BioWorld International Correspondent

LONDON - GW Pharmaceuticals Ltd. hit a regulatory roadblock in its attempts to register its cannabis derivative, Sativex, in spasticity in multiple sclerosis.

The company has produced statistically significant Phase III data showing efficacy in relieving muscle spasms, but UK regulators have told GW they are not convinced that the data are "clinically relevant."

The impasse leaves GW with the option of an appeal that will not be heard for six months or mounting another Phase III study that will take until the end of 2005 to complete.

Shares in the Salisbury-based company fell 35.5 pence to £1.06 when the delay was announced Friday. GW shares stood at £2.84 in April, but have fallen on previous delays in getting approval for Sativex, which was submitted in March 2003.

Stephen Wright, R&D director, said the decision by the Committee on Safety of Medicines (CSM) was contrary to earlier advice from the regulators and to the views of leading medical experts. Speaking in a teleconference, he said, "We feel the view of the CSM is not reflecting the clinical reality."

In the opinion of one independent expert, Mike Barnes, president of the World Federation of Neuro-rehabilitation, chairman of the Royal College of Physicians Rehabilitation Committee and a trustee of the Multiple Sclerosis Trust, said, "The clinical trials show that Sativex offers sustained benefit to many patients with spasticity due to multiple sclerosis who are otherwise unable to find relief for their condition."

At issue is the method GW used to assess spasticity relief. "We designed the trials along the line that experts suggested - that is, patient experience," Wright said. "In essence, this is subjective, and what the CSM wants is a non-subjective endpoint."

In the Phase III trial, 40 percent of patients experienced 30 percent or greater improvement in spasticity.
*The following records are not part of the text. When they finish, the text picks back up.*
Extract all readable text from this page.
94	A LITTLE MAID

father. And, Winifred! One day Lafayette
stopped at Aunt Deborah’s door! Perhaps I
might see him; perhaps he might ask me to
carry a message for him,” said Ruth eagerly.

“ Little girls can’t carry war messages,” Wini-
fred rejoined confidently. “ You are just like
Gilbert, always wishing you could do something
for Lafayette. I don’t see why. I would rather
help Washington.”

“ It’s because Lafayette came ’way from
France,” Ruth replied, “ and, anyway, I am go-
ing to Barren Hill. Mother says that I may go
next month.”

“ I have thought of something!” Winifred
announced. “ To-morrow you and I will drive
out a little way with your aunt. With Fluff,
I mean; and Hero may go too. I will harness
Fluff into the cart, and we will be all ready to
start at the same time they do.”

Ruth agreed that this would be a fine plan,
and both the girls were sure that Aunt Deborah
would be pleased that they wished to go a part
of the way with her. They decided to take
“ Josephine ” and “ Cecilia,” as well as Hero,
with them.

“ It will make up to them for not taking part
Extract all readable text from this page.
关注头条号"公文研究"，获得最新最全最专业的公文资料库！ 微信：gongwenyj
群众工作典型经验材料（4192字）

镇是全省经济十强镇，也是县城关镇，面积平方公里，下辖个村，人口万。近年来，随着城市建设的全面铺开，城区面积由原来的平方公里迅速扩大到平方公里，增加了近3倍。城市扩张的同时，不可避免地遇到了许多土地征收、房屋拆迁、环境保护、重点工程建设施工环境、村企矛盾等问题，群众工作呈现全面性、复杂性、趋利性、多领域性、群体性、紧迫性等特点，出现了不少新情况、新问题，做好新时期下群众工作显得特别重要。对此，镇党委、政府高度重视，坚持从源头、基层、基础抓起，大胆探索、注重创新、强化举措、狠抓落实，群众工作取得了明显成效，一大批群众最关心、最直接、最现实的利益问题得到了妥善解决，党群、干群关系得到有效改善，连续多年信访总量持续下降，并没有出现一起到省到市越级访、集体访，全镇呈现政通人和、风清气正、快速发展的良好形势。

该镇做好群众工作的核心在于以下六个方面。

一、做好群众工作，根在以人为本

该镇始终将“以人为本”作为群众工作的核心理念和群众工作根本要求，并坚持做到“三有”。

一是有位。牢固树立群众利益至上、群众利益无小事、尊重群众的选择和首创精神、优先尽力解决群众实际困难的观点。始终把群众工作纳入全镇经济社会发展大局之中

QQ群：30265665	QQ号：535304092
The other approach to assessing spasticity, the Ashworth scale, is based on physicians' observations and, as such, also is subjective. In the Phase III, Ashworth scale assessments were in favor of Sativex but did not reach statistical significance.

Apart from having the support of medical experts, MS patient organizations also say assessment of benefits should be based on patients' experience. All the patients treated have elected to transfer to prescription use. "In other words, they are voting with their feet," Wright said.

Worth noting is that regulators persuaded GW to put aside positive results in five other Phase III trials to concentrate on getting approval in spasticity in MS in the first instance. As a result, none of the other trials were considered in the application.

GW also was optimistic because it succeeded in answering 45 out of 46 questions raised by the regulators after the initial review, resolving a range of quality and safety issues. On quality, Geoffrey Guy, GW's executive chairman, said, "This has been the most potentially challenging area, to attain appropriate quality for a botanical product."

With no outstanding quality or safety issues, GW now intends to appeal the CSM decision on efficacy with the Medicines Commission. It expects a wait of six months before the case is heard.

The company was in the process of setting up another Phase III study in MS, which now it will design to suit the CSM's requirements. However, Wright said the CSM is not clear about what the endpoint of the trial should be. "There is a degree of confusion; [CSM] has not caught up with advances in neuro-rehabilitation."

He added, there is "no obvious scientific answer" to the question of how to make objective measurements of reductions in spasticity. "In [its] absence we still feel a patient-oriented scale is the appropriate one to use."

GW also has filed for approval of Sativex in Canada, and said that to date it has not been made aware of any problems that will prevent approval there. The company has £16 million (US$31.1 million) in cash and a burn rate of £1 million per month.